Pire encore, est l’insouciance du nanti. Son portefeuille est plein, il n’a aucun ennui pour se loger, se nourrir, il ou elle peut traverser le monde à toute allure sans autre empêchement que le sourde réprobation de quelques défenseurs de l’environnement vus comme des mauvais-coucheurs. Il n’en à rien à faire. Impudence des rois. Certes, quelques uns des très riches feront la charité pour se donner bonne conscience, pour acheter leur ticket d’insouciance, mais « leurs affaires » devraient rouler sans encombre. C’est l’insouciance égoïste qui n’est pas très éloignée de celle des gouvernants qui ne cherchent qu’à conserver le pouvoir au prix de l’impéritie et d’opportunisme…
Dans une interview à propos de la situation politique en France en juillet 2024, le président de la République à réclamé une « trêve politique » pendant les jeux olympiques. Comme un droit à l’insouciance qui fait hurler celles et ceux qui pensent qu’il y a des mesures d’urgence à prendre… mais non, nous sommes priés de nous amuser et de nous unir dans l’insouciance nationale. Panem et circenses
Se laisser vivre n’est pas bien vu. Il peut y avoir une sacré désinvolture à se laisser aller à l’insouciance…
Vivons heureux en attendant la mort
C’était le titre d’un petit bouquin du regretté Pierre Desproges moins anecdotique que son humour ne pourrait le laisser penser. En réalité, s’il veut arracher des moments de bonheur, l’inquiétude de la mort, le sombre augure du cancer, nous montrent un bonhomme qui tente de sauver les meubles en feignant l’insouciance par la dérision…
Combien de fois sortons-nous les bonnes bouteilles pour nous amuser ? « En voilà une que les boches n’aurons pas » disait-on pendant la guerre…
Oh, je vais ! dans la joie du vent !
Oh ! Je vais, dans la joie du vent, je m’en vais délicieusement
Traversé, de sensations légères, de parfums, de la brise du vent
Oh ! Je vais, amoureusement fiancé à mes souvenirs d’enfant
Je fais des sauts dans les flaques de soleil, je m’émerveille !
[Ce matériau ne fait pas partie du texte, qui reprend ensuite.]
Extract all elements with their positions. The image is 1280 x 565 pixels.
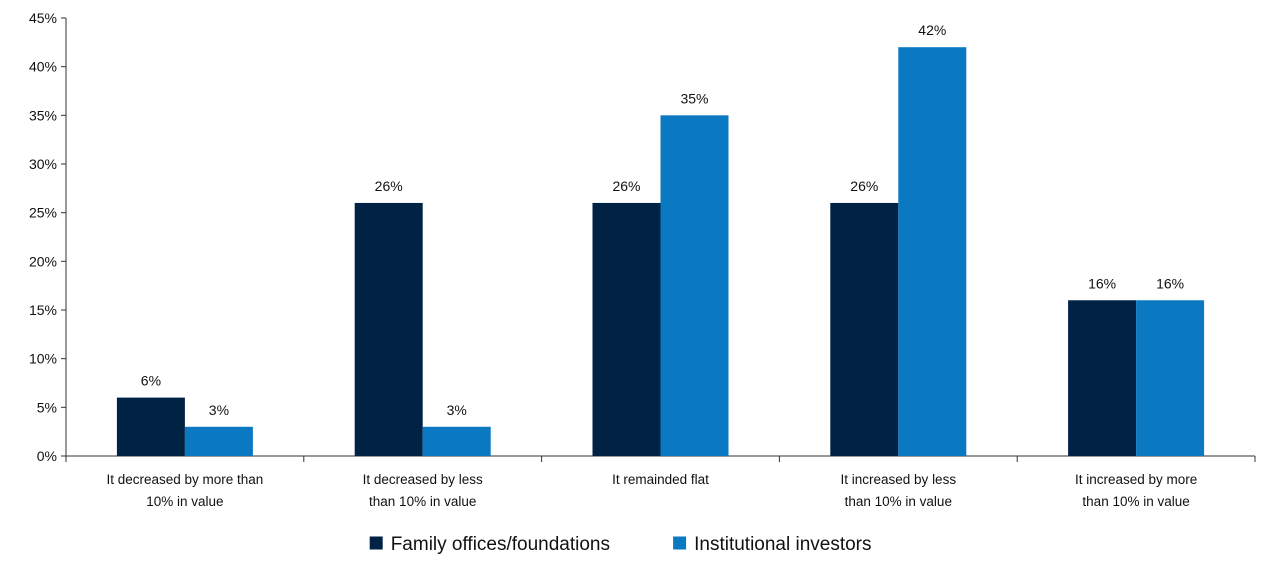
legend-swatch bbox=[673, 536, 687, 550]
y-axis: 0% 5% 10% 15% 20% 25% 30% 35% 40% 45% bbox=[29, 10, 67, 464]
bar-value-label: 6% bbox=[141, 373, 161, 389]
y-tick-label: 15% bbox=[29, 302, 57, 318]
legend-swatch bbox=[369, 536, 383, 550]
data-labels: 6% 26% 26% 26% 16% 3% 3% 35% 42% 16% bbox=[141, 22, 1184, 418]
legend-label: Institutional investors bbox=[694, 534, 871, 555]
x-category-label: It increased by more than 10% in value bbox=[1075, 472, 1197, 509]
legend-label: Family offices/foundations bbox=[391, 534, 610, 555]
bar-value-label: 42% bbox=[918, 22, 946, 38]
y-tick-label: 0% bbox=[37, 448, 57, 464]
y-tick-label: 5% bbox=[37, 399, 57, 415]
bar-family-offices-4 bbox=[1068, 300, 1137, 456]
bar-value-label: 35% bbox=[680, 90, 708, 106]
bars bbox=[116, 47, 1205, 456]
x-category-label: It increased by less than 10% in value bbox=[841, 472, 957, 509]
x-category-label: It remainded flat bbox=[612, 472, 709, 487]
bar-institutional-4 bbox=[1136, 300, 1205, 456]
bar-value-label: 26% bbox=[850, 178, 878, 194]
bar-institutional-2 bbox=[660, 115, 729, 456]
y-tick-label: 20% bbox=[29, 253, 57, 269]
y-tick-label: 10% bbox=[29, 351, 57, 367]
bar-value-label: 3% bbox=[209, 402, 229, 418]
x-category-label: It decreased by more than 10% in value bbox=[106, 472, 263, 509]
bar-family-offices-3 bbox=[830, 202, 899, 456]
y-tick-label: 25% bbox=[29, 205, 57, 221]
bar-value-label: 3% bbox=[447, 402, 467, 418]
x-category-label: It decreased by less than 10% in value bbox=[363, 472, 483, 509]
bar-value-label: 16% bbox=[1088, 275, 1116, 291]
bar-institutional-1 bbox=[422, 426, 491, 456]
bar-family-offices-0 bbox=[116, 397, 185, 456]
bar-value-label: 16% bbox=[1156, 275, 1184, 291]
y-tick-label: 40% bbox=[29, 59, 57, 75]
bar-value-label: 26% bbox=[375, 178, 403, 194]
y-tick-label: 35% bbox=[29, 107, 57, 123]
y-tick-label: 30% bbox=[29, 156, 57, 172]
y-tick-label: 45% bbox=[29, 10, 57, 26]
bar-family-offices-2 bbox=[592, 202, 661, 456]
bar-value-label: 26% bbox=[612, 178, 640, 194]
bar-family-offices-1 bbox=[354, 202, 423, 456]
x-axis: It decreased by more than 10% in value It … bbox=[65, 455, 1256, 509]
legend: Family offices/foundations Institutional … bbox=[369, 534, 872, 555]
bar-institutional-3 bbox=[898, 47, 967, 456]
bar-institutional-0 bbox=[184, 426, 253, 456]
Ceux qui me voient passer avec ma crinière blanche
Doivent me trouver singulier quand je souris aux anges
Quand j’ose sautiller d’un pied léger l’insouciance
Vient me désigner, pour moi c’est toujours dimanche !...
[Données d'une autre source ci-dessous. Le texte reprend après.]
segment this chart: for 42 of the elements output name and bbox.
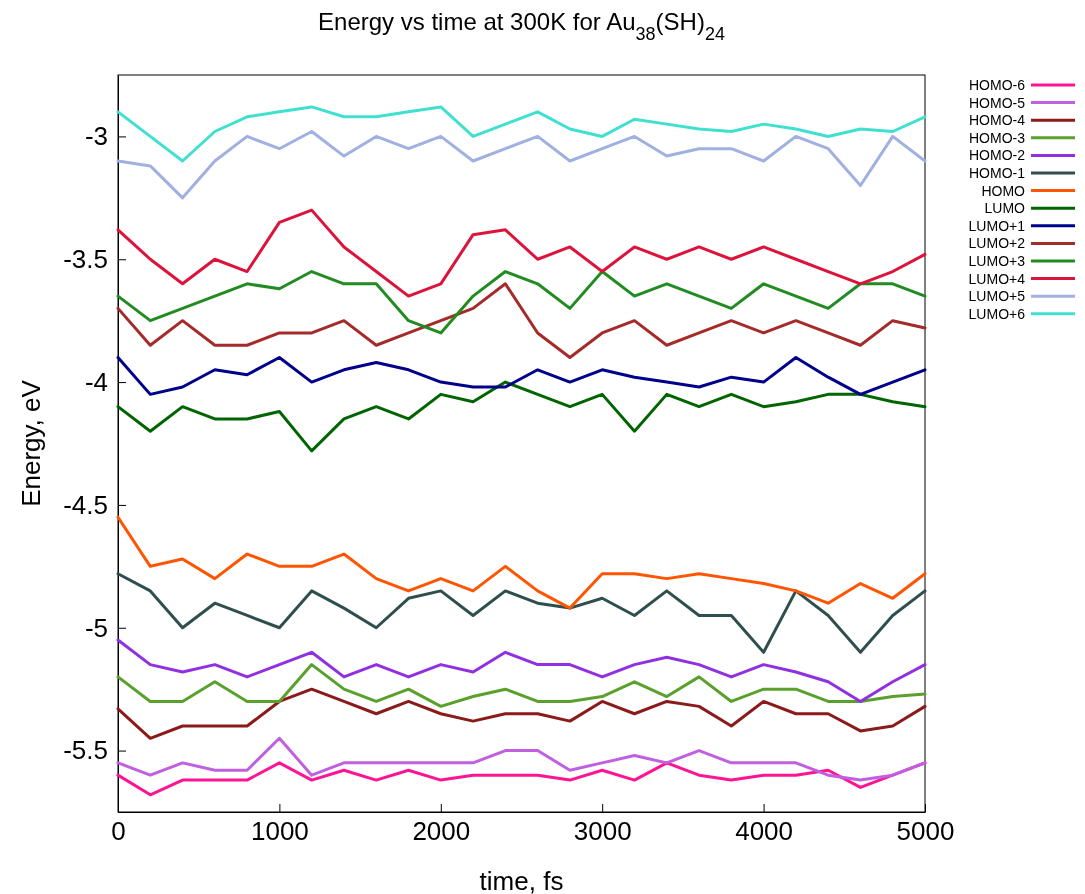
y-tick-label: -4 bbox=[84, 366, 108, 397]
legend-label: HOMO-3 bbox=[969, 129, 1026, 146]
x-tick-label: 1000 bbox=[250, 816, 309, 847]
chart-title: Energy vs time at 300K for Au$_{38}$(SH)$_{24}$ bbox=[318, 8, 725, 44]
x-tick-label: 5000 bbox=[896, 816, 955, 847]
line-series bbox=[116, 270, 927, 335]
y-tick-label: -4.5 bbox=[63, 489, 108, 520]
y-tick-label: -3.5 bbox=[63, 244, 108, 275]
legend-label: LUMO+2 bbox=[968, 235, 1026, 252]
x-axis-title: time, fs bbox=[479, 866, 564, 894]
legend-label: LUMO+3 bbox=[968, 253, 1026, 269]
line-series bbox=[116, 663, 927, 708]
y-tick-label: -3 bbox=[84, 121, 108, 152]
line-series bbox=[116, 515, 927, 610]
legend-label: LUMO bbox=[984, 200, 1026, 217]
line-series bbox=[116, 356, 927, 396]
x-tick-label: 0 bbox=[111, 816, 126, 847]
y-tick-label: -5 bbox=[84, 612, 108, 643]
line-series bbox=[116, 380, 927, 453]
legend-label: HOMO-1 bbox=[969, 165, 1026, 181]
line-series bbox=[116, 130, 927, 200]
legend-label: HOMO-4 bbox=[969, 112, 1026, 129]
legend-label: LUMO+1 bbox=[968, 217, 1026, 234]
legend-label: LUMO+6 bbox=[968, 305, 1026, 322]
line-series bbox=[116, 736, 927, 782]
line-series bbox=[116, 282, 927, 360]
line-series bbox=[116, 687, 927, 740]
x-tick-label: 2000 bbox=[412, 816, 471, 847]
line-series bbox=[116, 638, 927, 703]
legend-label: LUMO+5 bbox=[968, 288, 1026, 305]
line-series bbox=[116, 572, 927, 654]
line-series bbox=[116, 105, 927, 163]
legend-label: HOMO-5 bbox=[969, 94, 1026, 111]
line-series bbox=[116, 208, 927, 298]
legend-label: LUMO+4 bbox=[968, 270, 1026, 287]
y-tick-label: -5.5 bbox=[63, 735, 108, 766]
x-tick-label: 3000 bbox=[573, 816, 632, 847]
legend-label: HOMO bbox=[981, 182, 1026, 199]
x-tick-label: 4000 bbox=[735, 816, 794, 847]
legend-label: HOMO-2 bbox=[969, 147, 1026, 164]
legend-label: HOMO-6 bbox=[969, 77, 1026, 93]
y-axis-title: Energy, eV bbox=[16, 379, 46, 507]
Dans mes textes je glisse souvent des allusions à l'insouciance. Et c'est alors comme une récréation osée.
L'expérience, la peur, fait pourtant que ça devient difficile : les attentats, l'épidémie de COVID... Autrefois, au moment des jeux olympiques -alors que pourtant il y eut des attentats- je n'avais pas d'inquiétude particulière. Aujourd'hui j'ai vu que je n'en étais pas à me demander s'il y avait le risque d'un attentat, mais quand aurait-il lieu ? Cassandre à force de prophéties pourrait induire plus de malheurs encore, la peur étant fort mauvaise conseillère...
S’autoriser des moments sans inquiétude, ni culpabilité
S’il convient de ne pas nier le réel, de ne pas évacuer les difficultés en se montrant indifférent, il faut aussi savoir lâcher prise parce que je ne peux seul porter tous les problèmes du monde. Je dois faire ce que j’ai à faire ou mieux encore, choisir sur quoi je peux agir pour transformer des difficultés en solutions… mais ce n’est pas le ressassement ou le faux contrôle minute par minute des informations ou de la notification des drames que je serai plus efficace pour les réduire…
C’est en réalité en m’autorisant à agir sans inquiétude ni culpabilité, que je peux à la fois me rendre disponible à tout ce que le présent, le réel du quotidien peut m’apporter… et de fait par ce recul, je pourrai ensuite être plus utile avec un regard plus distancié pour agir…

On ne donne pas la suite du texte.